Brennendes Interesse am Jazz
Mit dem Jazz Standard „Exactly like you“ spielten Thilo Wagner (Klavier) und Jean Philipp Waldle (Kontrabass) die Gedenkstunde ein. Vergeblicher Widerstand des 20. Juli? In seinem Grußwort erinnerte Oberbürgermeister Peter Feldmann an die rund 200 nach dem Attentat Verfolgten und Getöteten und hob ihren Mut, ihre Entschlossenheit hervor – Vorbilder im Kampf gegen Faschismus, Rassismus, Menschenrechtsverletzungen. Er konnte Zeitzeugen, Vertreter der Stadtpolitik, der Bundeswehr, der Kirchen und der jüdischen Gemeinden willkommen heißen.

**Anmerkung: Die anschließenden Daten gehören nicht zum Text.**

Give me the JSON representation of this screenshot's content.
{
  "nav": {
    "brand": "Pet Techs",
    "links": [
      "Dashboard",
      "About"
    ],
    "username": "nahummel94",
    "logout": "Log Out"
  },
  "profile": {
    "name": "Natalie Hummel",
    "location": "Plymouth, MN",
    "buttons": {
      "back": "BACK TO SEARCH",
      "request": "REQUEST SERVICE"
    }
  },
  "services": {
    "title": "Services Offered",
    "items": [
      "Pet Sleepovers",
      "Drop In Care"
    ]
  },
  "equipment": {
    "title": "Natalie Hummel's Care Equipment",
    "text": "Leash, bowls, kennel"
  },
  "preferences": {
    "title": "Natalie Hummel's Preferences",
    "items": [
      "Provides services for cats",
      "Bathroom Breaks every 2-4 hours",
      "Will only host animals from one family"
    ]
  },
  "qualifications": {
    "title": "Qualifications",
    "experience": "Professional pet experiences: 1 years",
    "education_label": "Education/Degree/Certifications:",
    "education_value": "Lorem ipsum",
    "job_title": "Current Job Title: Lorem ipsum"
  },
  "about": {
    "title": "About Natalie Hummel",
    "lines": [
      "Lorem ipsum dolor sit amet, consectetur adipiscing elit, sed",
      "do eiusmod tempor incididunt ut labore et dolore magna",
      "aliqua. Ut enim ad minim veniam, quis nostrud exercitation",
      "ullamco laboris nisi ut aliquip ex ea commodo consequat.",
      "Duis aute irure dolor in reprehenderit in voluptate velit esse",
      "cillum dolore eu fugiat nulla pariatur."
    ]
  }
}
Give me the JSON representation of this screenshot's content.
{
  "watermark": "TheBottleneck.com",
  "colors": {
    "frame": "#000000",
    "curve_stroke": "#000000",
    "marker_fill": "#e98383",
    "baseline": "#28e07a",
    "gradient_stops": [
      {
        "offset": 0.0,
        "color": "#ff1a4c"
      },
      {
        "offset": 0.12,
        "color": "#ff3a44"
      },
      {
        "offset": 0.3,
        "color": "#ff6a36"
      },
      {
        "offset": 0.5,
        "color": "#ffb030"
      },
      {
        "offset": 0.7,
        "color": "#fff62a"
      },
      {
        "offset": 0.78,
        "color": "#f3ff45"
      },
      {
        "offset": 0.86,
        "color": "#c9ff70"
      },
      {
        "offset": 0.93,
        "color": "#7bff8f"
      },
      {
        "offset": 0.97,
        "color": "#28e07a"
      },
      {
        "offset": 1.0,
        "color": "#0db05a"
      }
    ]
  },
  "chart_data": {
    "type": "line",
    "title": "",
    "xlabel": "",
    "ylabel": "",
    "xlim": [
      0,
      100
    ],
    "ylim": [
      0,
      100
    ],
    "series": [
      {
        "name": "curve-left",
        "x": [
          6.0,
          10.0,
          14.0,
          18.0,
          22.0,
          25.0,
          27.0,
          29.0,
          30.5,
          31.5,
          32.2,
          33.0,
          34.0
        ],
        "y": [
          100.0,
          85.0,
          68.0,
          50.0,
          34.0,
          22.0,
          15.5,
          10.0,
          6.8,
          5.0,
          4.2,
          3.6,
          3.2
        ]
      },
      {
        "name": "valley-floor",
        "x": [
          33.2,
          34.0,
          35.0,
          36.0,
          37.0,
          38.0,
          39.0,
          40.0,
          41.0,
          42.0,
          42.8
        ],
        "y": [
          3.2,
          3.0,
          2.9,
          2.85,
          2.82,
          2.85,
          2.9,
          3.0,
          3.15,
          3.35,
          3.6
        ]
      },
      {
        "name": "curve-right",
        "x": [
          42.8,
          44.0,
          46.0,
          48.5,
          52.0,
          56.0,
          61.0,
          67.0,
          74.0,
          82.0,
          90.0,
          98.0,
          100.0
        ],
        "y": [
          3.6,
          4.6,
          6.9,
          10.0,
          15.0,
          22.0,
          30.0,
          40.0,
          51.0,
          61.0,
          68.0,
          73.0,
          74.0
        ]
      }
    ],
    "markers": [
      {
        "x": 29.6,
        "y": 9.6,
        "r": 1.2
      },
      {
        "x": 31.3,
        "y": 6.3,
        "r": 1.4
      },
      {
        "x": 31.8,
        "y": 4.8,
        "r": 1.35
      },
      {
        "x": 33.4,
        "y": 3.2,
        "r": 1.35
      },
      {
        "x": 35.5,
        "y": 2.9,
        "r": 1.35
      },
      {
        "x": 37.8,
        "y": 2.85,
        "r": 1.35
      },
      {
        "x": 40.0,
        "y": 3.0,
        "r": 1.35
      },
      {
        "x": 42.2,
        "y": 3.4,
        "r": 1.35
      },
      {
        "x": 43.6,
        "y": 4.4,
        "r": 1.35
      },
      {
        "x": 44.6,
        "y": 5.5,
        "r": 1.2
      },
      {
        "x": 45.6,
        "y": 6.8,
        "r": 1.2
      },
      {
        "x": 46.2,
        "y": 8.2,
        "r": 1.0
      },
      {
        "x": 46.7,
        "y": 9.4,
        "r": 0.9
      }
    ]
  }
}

„Die Swing-Jugend: Helden wider Willen“ hatte der Musikwissenschaftler Dr. Jürgen Schwab als Titel seines Vortrags gewählt. Karierte, weite Anzüge, Mäntel, Regenschirme, Pomade im Haar, brennendes Interesse am Jazz mit dem Idol Benny Goodman war das Markenzeichen der Jugendcliquen, die sich während des Dritten Reiches vor allem in Hamburg, Berlin und Frankfurt bildeten. Die Mädchen schminkten sich, rauchten sogar, stimmten mit dem Ideal der „künftigen deutschen Mutter“ so gar nicht überein. Jugendliche aus Mittelschichtfamilien waren ebenso bei der Swing-Jugend wie solche aus der Arbeiterschaft. Zunächst sei es ihnen um kulturelle Selbstbestimmung, um Lust an Musik und Tanz, um Abgrenzung zum ungeliebten Drill in HJ und BDM gegangen, meinte der Musikwissenschaftler und stellte sehr lebendig das „Harlem am Main“ und seine Protagonisten dar. Aber das „Undeutsche“ ihrer Musik, die vielen Anglizismen in der Umgangssprache, die lässige Lebensfreude im Gegensatz zur geforderten Strammheit missfiel den NS-Machthabern, Swing galt als degeneriert und „entartet“, Repressionen gegen die Swing-Kids begannen. Insbesondere während des 2. Weltkriegs wurden Hunderte von Swing-Anhängern misshandelt oder in KZs gesteckt, wo sie oft lebenslange Gesundheitsschäden davon trugen. Schwab nannte als Beispiel Emil Mangelsdorff, mit dem er übrigens schon zusammen gespielt hat: Der 1925 in Frankfurt Geborene spielte erst Akkordeon, dann Klarinette und trat neben dem Studium am Hoch´schen Konservatorium auch illegal in der Frankfurter Hotclub Combo auf. Mehrfach wurde er von der Gestapo verhört und schikaniert, schließlich an die Ostfront geschickt. Zwar überlebte er durch pures Glück, erlitt aber Jahre schwerer Zwangsarbeit in russischer Kriegsgefangenschaft und konnte erst 1949 nach Frankfurt zurückkehren. Lebenslang blieb er dem Jazz treu, öffnete sich neuen Richtungen wie Dixieland und Bebop, spielte in namhaften Jazz-Ensembles, unterrichtete und wurde hochkarätig ausgezeichnet, auch mit der Frankfurter Johanna Kirchner-Medaille .
Gedichte und Musik
Die Gedichte, die Professor Edgar M. Böhlke, Schauspieler und lange Zeit Dozent der Theaterwissenschaften, dann vortrug, waren zugleich ein Gruß an den verstorbenen Freund Emil Mangelsdorff. 1974 hatte der Musiker mit dem Schauspieler Kontakt aufgenommen. Eine große Bank hatte sich an Mangelsdorff mit der Bitte um ein Jazz-Lyrikprogramm als Kulturangebot für die Mitarbeiter gewandt. So erfolgreich war das, was in der Zusammenarbeit des Mangelsdorff-Quartetts mit Böhlke entstand, dass die Künstler sich später vom Bankauftrag lösten und mit dem Programm quer durch die Republik tourten. Zuletzt trat das Duo 2019 im Vogelsberg auf. Böhlke las Märchen Oscar Wildes, der über 90-jährige Mangelsdorff vertiefte mit seinem Saxofonspiel eindrucksvoll die Texte.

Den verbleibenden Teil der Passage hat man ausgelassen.